E c’è poco sul versante della prevenzione, dove manca tutto ciò che fin dal 1994, nel profilo professionale, è prerogativa dell’infermiere nel momento in cui si afferma che fanno parte delle caratteristiche della professione “le principali funzioni sono la prevenzione delle malattie, l’assistenza dei malati e dei disabili di tutte le età e l’educazione sanitaria”.
“La revisione dei Lea – ha proseguito – è un provvedimento necessario e arrivato fin troppo in ritardo rispetto alla prima versione del 2001, che ha dovuto subire integrazioni e modifiche spot legate alle necessità contingenti del Servizio sanitario nazionale. Tuttavia un provvedimento che non arriva ancora alla piena operatività di un sistema in cui la componente principale sono proprio i professionisti che i Lea devono applicare. In questo modo si va avanti, il progresso c’è, rispetto al passato, ma non nel modo migliore e con il miglior utilizzo delle risorse. Nel modo più appropriato, non solo dal punto di vista clinico, ma anche organizzativo.

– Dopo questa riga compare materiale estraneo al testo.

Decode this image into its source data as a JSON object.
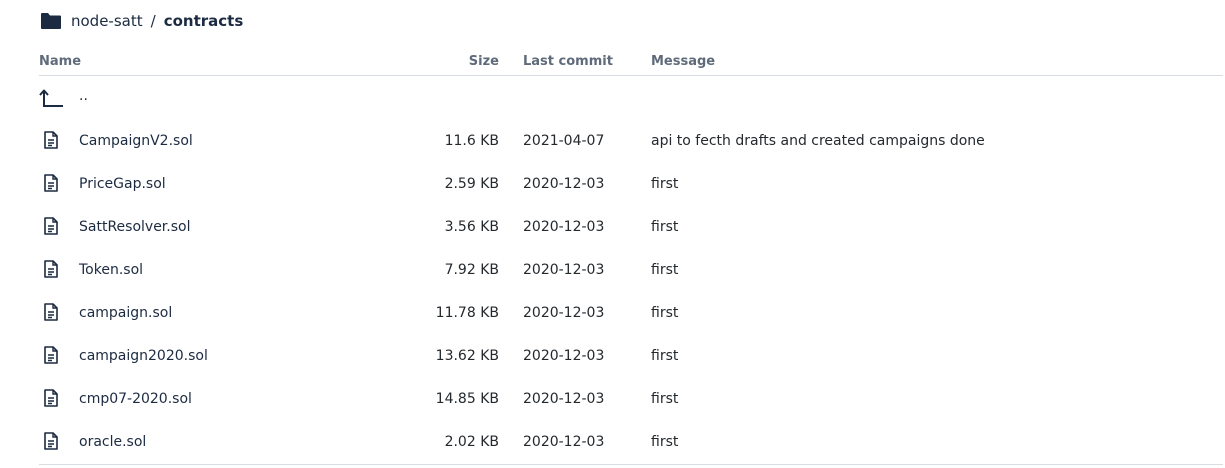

Nell’audizione Mangiacavalli è entrata poi di più nel merito del provvedimento, illustrando nel dettaglio tutte le “occasioni perdute” per inserire maggiormente la presenza degli infermieri, spiegando anche il tipo di operatività che questi avrebbero all’interno del sistema nei singoli casi.
“I Lea – ha concluso Mangiacavalli – possono rappresentare l’opportunità di favorire l’introduzione nelle Regioni di nuovi modelli di assistenza in cui, come tutte le analisi nazionali e internazionali attuali sottolineano, l’infermiere assume un ruolo di case e care manager dell’assistenza in team e stretta connessione con le altre figure, ognuno secondo la propria professionalità e le proprie responsabilità e soprattutto in modo coordinato e armonico rispetto ai bisogni di salute reali e alle esigenze dei cittadini”.